Biało-Czerwoni bardzo dobrze pobiegli w półfinale, zajęli drugie miejsce i mogli po cichu liczyć nawet na podium rywalizacji. Tuż przed startem okazało się jednak, że Polacy nie zostaną dopuszczeni do startu. Sędziowie dopatrzyli się błędu - Dominik Kopeć naruszył przepisy, nadepnął na linię i nic nie dały protesty. Finał odbył się bez udziału naszych sprinterów.
Złoto zgarnęli główni faworyci, Brytyjczycy, dzięki czemu rzutem na taśmę wyprzedzili Polaków i okazali się najlepsi w klasyfikacji medalowej. Ich sztafetowe zwycięstwo nie dziwi, w końcu indywidualnie pierwszą lokatę zgarnął Zharnel Hughes.

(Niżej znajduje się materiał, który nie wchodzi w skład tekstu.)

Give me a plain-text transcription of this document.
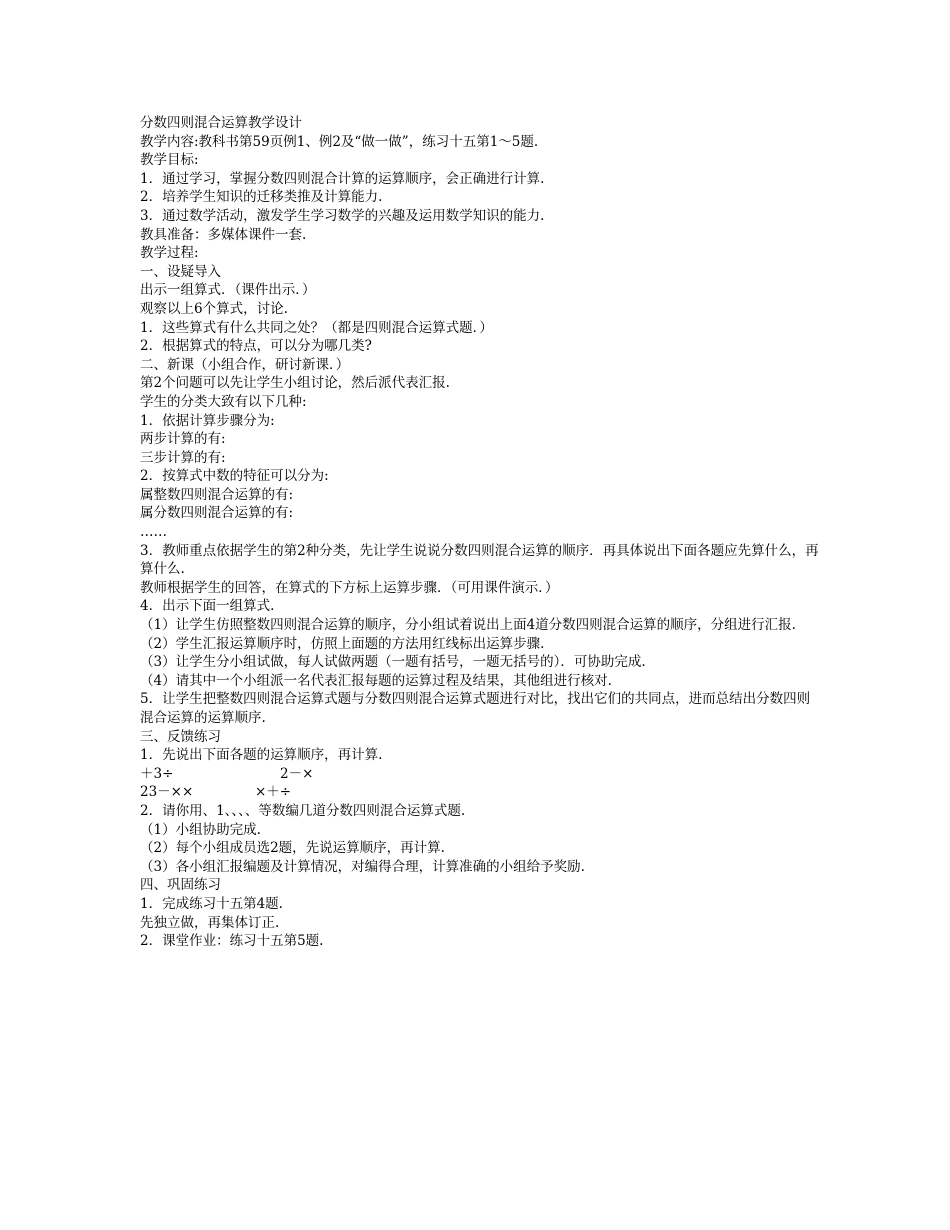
分数四则混合运算教学设计

教学内容:教科书第59页例1、例2及“做一做”，练习十五第1～5题.

教学目标:

1．通过学习，掌握分数四则混合计算的运算顺序，会正确进行计算.

2．培养学生知识的迁移类推及计算能力.

3．通过数学活动，激发学生学习数学的兴趣及运用数学知识的能力.

教具准备：多媒体课件一套.

教学过程:

一、设疑导入

出示一组算式．（课件出示．）

观察以上6个算式，讨论.

1．这些算式有什么共同之处？（都是四则混合运算式题．）

2．根据算式的特点，可以分为哪几类?

二、新课（小组合作，研讨新课．）

第2个问题可以先让学生小组讨论，然后派代表汇报.

学生的分类大致有以下几种:

1．依据计算步骤分为:

两步计算的有:

三步计算的有:

2．按算式中数的特征可以分为:

属整数四则混合运算的有:

属分数四则混合运算的有:

……

3．教师重点依据学生的第2种分类，先让学生说说分数四则混合运算的顺序．再具体说出下面各题应先算什么，再算什么.

教师根据学生的回答，在算式的下方标上运算步骤．（可用课件演示．）

4．出示下面一组算式.

（1）让学生仿照整数四则混合运算的顺序，分小组试着说出上面4道分数四则混合运算的顺序，分组进行汇报.

（2）学生汇报运算顺序时，仿照上面题的方法用红线标出运算步骤.

（3）让学生分小组试做，每人试做两题（一题有括号，一题无括号的）．可协助完成.

（4）请其中一个小组派一名代表汇报每题的运算过程及结果，其他组进行核对.

5．让学生把整数四则混合运算式题与分数四则混合运算式题进行对比，找出它们的共同点，进而总结出分数四则混合运算的运算顺序.

三、反馈练习

1．先说出下面各题的运算顺序，再计算.

＋3÷	2－×
23－××	×＋÷

2．请你用、1、、、、等数编几道分数四则混合运算式题.

（1）小组协助完成.

（2）每个小组成员选2题，先说运算顺序，再计算.

（3）各小组汇报编题及计算情况，对编得合理，计算准确的小组给予奖励.

四、巩固练习

1．完成练习十五第4题.

先独立做，再集体订正.

2．课堂作业：练习十五第5题.
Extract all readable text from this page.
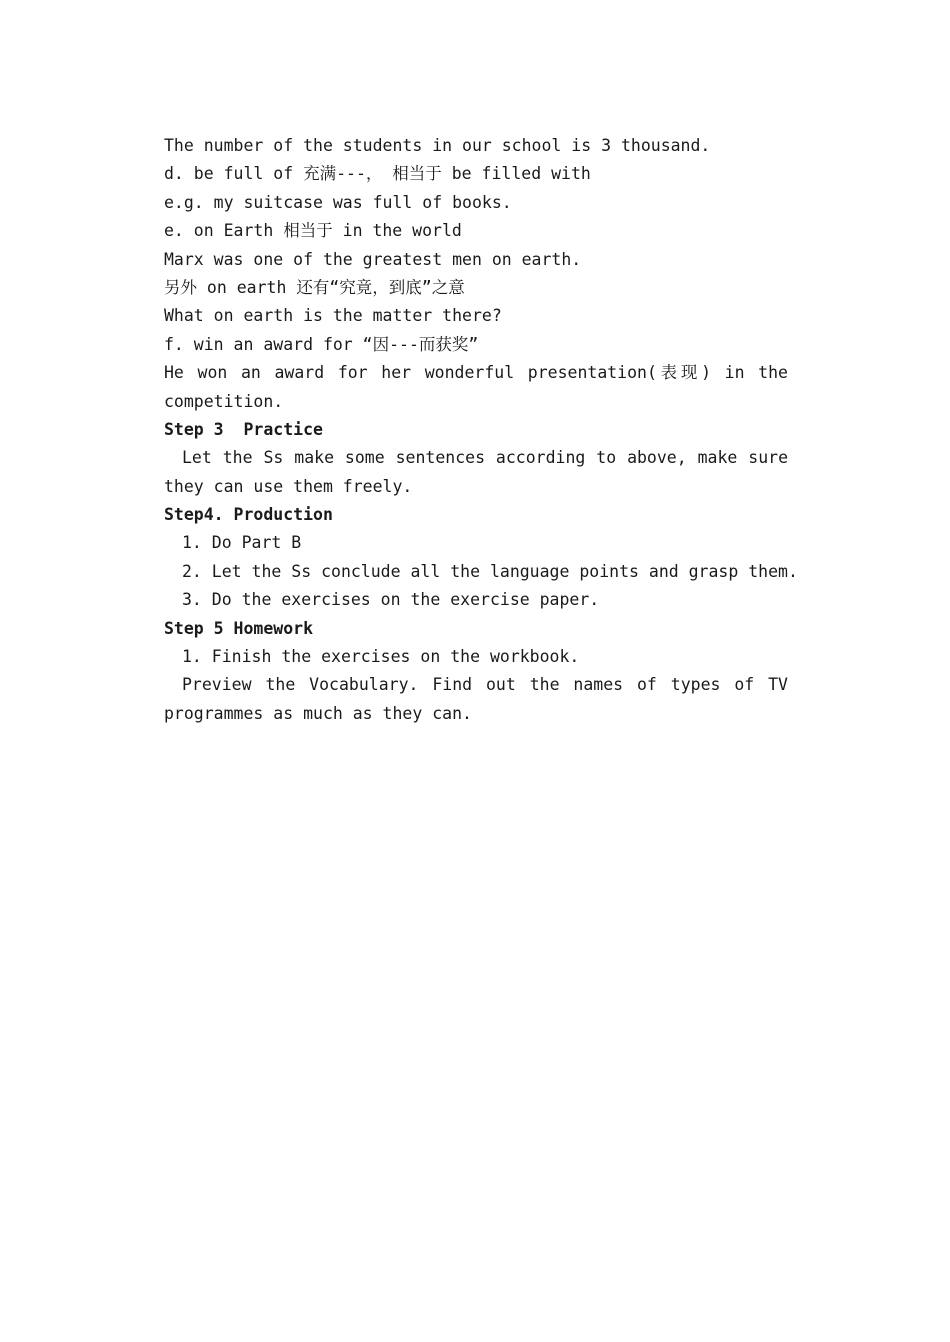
The number of the students in our school is 3 thousand.
d. be full of 充满---， 相当于 be filled with
e.g. my suitcase was full of books.
e. on Earth 相当于 in the world
Marx was one of the greatest men on earth.
另外 on earth 还有“究竟，到底”之意
What on earth is the matter there?
f. win an award for “因---而获奖”
He won an award for her wonderful presentation(表现) in the
competition.
Step 3  Practice
Let the Ss make some sentences according to above, make sure
they can use them freely.
Step4. Production
1. Do Part B
2. Let the Ss conclude all the language points and grasp them.
3. Do the exercises on the exercise paper.
Step 5 Homework
1. Finish the exercises on the workbook.
Preview the Vocabulary. Find out the names of types of TV
programmes as much as they can.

Do samego końca pierwszą lokatę gonił Turek Ramil Guliyev. Mistrz Europy na 200 m zbliżył się na kilka metrów, ale ostatecznie przegrał o 0,18 s.
Trzecie miejsce dla Holendrów, którzy dość niespodziewanie poprawili rekord kraju i zostawili w tyle m.in. mocnych Francuzów.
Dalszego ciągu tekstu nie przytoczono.